From the retina, visual signals next travel through the lateral geniculate nucleus of the thalamus. This nucleus is quite centrally located, about as much in the middle of the brain as possible, and much much more ancient (evolutionarily, and developmentally) than the folded outer part of the brain that is highly recognizable in humans.
This entire folded brain region including frontal/parietal/temporal/occipital lobes is called the neocortex, and it is quite recent in evolution, only appearing in mammals.
In other vertebrates, the next step in visual processing is the optic tectum, also found in the center of the brain. In mammals we typically call this the superior colliculus, and it still functions in eye movements and visual target localization.
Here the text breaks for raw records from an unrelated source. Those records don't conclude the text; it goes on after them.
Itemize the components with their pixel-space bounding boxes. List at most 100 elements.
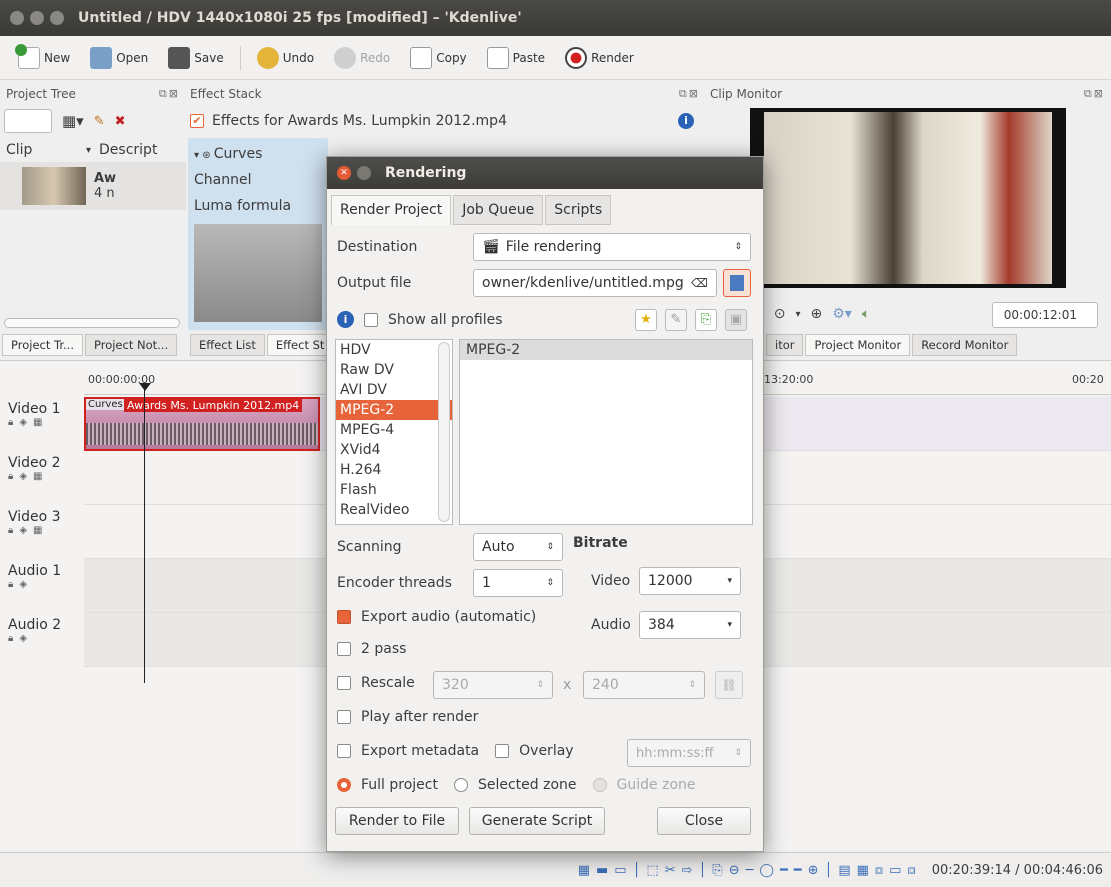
output-file-field[interactable]: owner/kdenlive/untitled.mpg ⌫	[473, 269, 717, 297]
play-after-render-checkbox[interactable]	[337, 710, 351, 724]
add-clip-icon[interactable]: ▦▾	[62, 112, 84, 130]
edit-profile-icon[interactable]: ✎	[665, 309, 687, 331]
format-list[interactable]: HDV Raw DV AVI DV MPEG-2 MPEG-4 XVid4 H.…	[335, 339, 453, 525]
play-dropdown-icon[interactable]: ▾	[795, 309, 800, 320]
audio-bitrate-select[interactable]: 384 ▾	[639, 611, 741, 639]
list-item[interactable]: Raw DV	[336, 360, 452, 380]
export-audio-checkbox[interactable]	[337, 610, 351, 624]
full-project-radio[interactable]	[337, 778, 351, 792]
save-button[interactable]: Save	[160, 43, 231, 73]
list-item[interactable]: Aw 4 n	[0, 162, 186, 210]
dialog-menu-icon[interactable]	[357, 166, 371, 180]
track-lock-icon[interactable]: 🔒︎◈▦	[8, 417, 76, 428]
open-button[interactable]: Open	[82, 43, 156, 73]
dock-buttons-icon[interactable]: ⧉⊠	[159, 87, 186, 101]
list-item[interactable]: RealVideo	[336, 500, 452, 520]
tab-project-monitor[interactable]: Project Monitor	[805, 334, 911, 356]
tab-render-project[interactable]: Render Project	[331, 195, 452, 225]
track-header-video-1[interactable]: Video 1 🔒︎◈▦	[0, 397, 84, 451]
monitor-timecode-field[interactable]: 00:00:12:01	[992, 302, 1098, 328]
info-icon[interactable]: i	[678, 113, 694, 129]
tab-job-queue[interactable]: Job Queue	[453, 195, 544, 225]
copy-button[interactable]: Copy	[402, 43, 474, 73]
link-aspect-button[interactable]: ⛓︎	[715, 671, 743, 699]
generate-script-button[interactable]: Generate Script	[469, 807, 605, 835]
guide-zone-radio[interactable]	[592, 778, 607, 792]
new-profile-icon[interactable]: ⎘	[695, 309, 717, 331]
paste-button[interactable]: Paste	[479, 43, 553, 73]
delete-clip-icon[interactable]: ✖	[115, 114, 126, 129]
selected-zone-radio[interactable]	[453, 778, 468, 792]
scanning-select[interactable]: Auto ⇕	[473, 533, 563, 561]
delete-profile-icon[interactable]: ▣	[725, 309, 747, 331]
tab-effect-stack[interactable]: Effect St	[266, 334, 334, 356]
zoom-icon[interactable]: ⚙▾	[832, 306, 852, 322]
track-header-audio-1[interactable]: Audio 1 🔒︎◈	[0, 559, 84, 613]
track-header-audio-2[interactable]: Audio 2 🔒︎◈	[0, 613, 84, 667]
close-window-icon[interactable]	[10, 11, 24, 25]
track-header-video-3[interactable]: Video 3 🔒︎◈▦	[0, 505, 84, 559]
timeline-tool-icons[interactable]: ▦▬▭│⬚✂⇨│⎘⊖─◯━━⊕│▤▦⧈▭⧈	[578, 863, 922, 878]
playhead-marker-icon[interactable]	[139, 383, 151, 391]
curve-preview[interactable]	[194, 224, 322, 322]
render-to-file-button[interactable]: Render to File	[335, 807, 459, 835]
export-metadata-checkbox[interactable]	[337, 744, 351, 758]
tab-scripts[interactable]: Scripts	[545, 195, 612, 225]
minimize-window-icon[interactable]	[30, 11, 44, 25]
browse-file-button[interactable]	[723, 269, 751, 297]
favorite-star-icon[interactable]: ★	[635, 309, 657, 331]
track-lock-icon[interactable]: 🔒︎◈	[8, 633, 76, 644]
project-search-input[interactable]	[4, 109, 52, 133]
close-dialog-icon[interactable]: ✕	[337, 166, 351, 180]
edit-clip-icon[interactable]: ✎	[94, 114, 105, 129]
list-item[interactable]: AVI DV	[336, 380, 452, 400]
list-item-selected[interactable]: MPEG-2	[460, 340, 752, 360]
track-lock-icon[interactable]: 🔒︎◈▦	[8, 471, 76, 482]
rescale-height-spinbox[interactable]: 240 ⇕	[583, 671, 705, 699]
enable-effects-checkbox[interactable]: ✔	[190, 114, 204, 128]
video-bitrate-select[interactable]: 12000 ▾	[639, 567, 741, 595]
overlay-checkbox[interactable]	[495, 744, 510, 758]
tab-project-tree[interactable]: Project Tr...	[2, 334, 83, 356]
list-item[interactable]: XVid4	[336, 440, 452, 460]
timeline-timecode[interactable]: 00:20:39:14 / 00:04:46:06	[932, 863, 1103, 878]
render-button[interactable]: Render	[557, 43, 642, 73]
destination-select[interactable]: 🎬︎ File rendering ⇕	[473, 233, 751, 261]
undo-button[interactable]: Undo	[249, 43, 322, 73]
track-lock-icon[interactable]: 🔒︎◈	[8, 579, 76, 590]
rescale-width-spinbox[interactable]: 320 ⇕	[433, 671, 553, 699]
profile-list[interactable]: MPEG-2	[459, 339, 753, 525]
encoder-threads-spinbox[interactable]: 1 ⇕	[473, 569, 563, 597]
forward-icon[interactable]: ⊕	[811, 306, 823, 322]
clear-text-icon[interactable]: ⌫	[691, 276, 708, 290]
rescale-checkbox[interactable]	[337, 676, 351, 690]
close-button[interactable]: Close	[657, 807, 751, 835]
info-icon[interactable]: i	[337, 311, 354, 328]
clip-monitor-view[interactable]	[750, 108, 1066, 288]
play-icon[interactable]: ⊙	[774, 306, 786, 322]
curves-effect-header[interactable]: ▾ ⊛ Curves	[194, 146, 322, 162]
track-header-video-2[interactable]: Video 2 🔒︎◈▦	[0, 451, 84, 505]
new-button[interactable]: New	[10, 43, 78, 73]
format-list-scrollbar[interactable]	[438, 342, 450, 522]
dock-buttons-icon[interactable]: ⧉⊠	[679, 87, 706, 101]
dock-buttons-icon[interactable]: ⧉⊠	[1084, 87, 1111, 101]
tab-project-notes[interactable]: Project Not...	[84, 334, 178, 356]
maximize-window-icon[interactable]	[50, 11, 64, 25]
project-tree-scrollbar[interactable]	[4, 318, 180, 328]
show-all-profiles-checkbox[interactable]	[364, 312, 378, 327]
redo-button[interactable]: Redo	[326, 43, 398, 73]
list-item[interactable]: MPEG-4	[336, 420, 452, 440]
playhead[interactable]	[144, 383, 145, 683]
list-item[interactable]: Flash	[336, 480, 452, 500]
tab-clip-monitor[interactable]: itor	[766, 334, 804, 356]
overlay-format-select[interactable]: hh:mm:ss:ff ⇕	[627, 739, 751, 767]
track-lock-icon[interactable]: 🔒︎◈▦	[8, 525, 76, 536]
timeline-clip[interactable]: Curves Awards Ms. Lumpkin 2012.mp4	[84, 397, 320, 451]
two-pass-checkbox[interactable]	[337, 642, 351, 656]
volume-icon[interactable]: 🔈︎	[862, 306, 870, 322]
list-item-selected[interactable]: MPEG-2	[336, 400, 452, 420]
tab-effect-list[interactable]: Effect List	[190, 334, 265, 356]
list-item[interactable]: H.264	[336, 460, 452, 480]
tab-record-monitor[interactable]: Record Monitor	[912, 334, 1018, 356]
The position of visual cortex in humans is determined simply by the part of neocortex that gets direct inputs from the visual part of thalamus, so it is likely that it inherits somewhat from the organization of the thalamus, where you can notice that the LGN is located towards the back part of the thalamus, but note that LGN isn't simply the structure furthest back (MGN, the auditory thalamus, is further back, for example). Otherwise, there is no need or reason for the visual cortex to be in any particular part of the brain, only that it needs some space for itself apart from other regions. Input isn't coming directly from the retina in the eyes, so there is no improvement to path length to have the visual cortex anywhere else.
Vision isn't even forward-focusing in many mammals, this is a trait that you really only see in carnivores and primates that use binocular vision to make an improved 3D map of the world in front. Prey animals like rodents and many herbivores have vision that is more concerned with what is above or on any side rather than what is in front.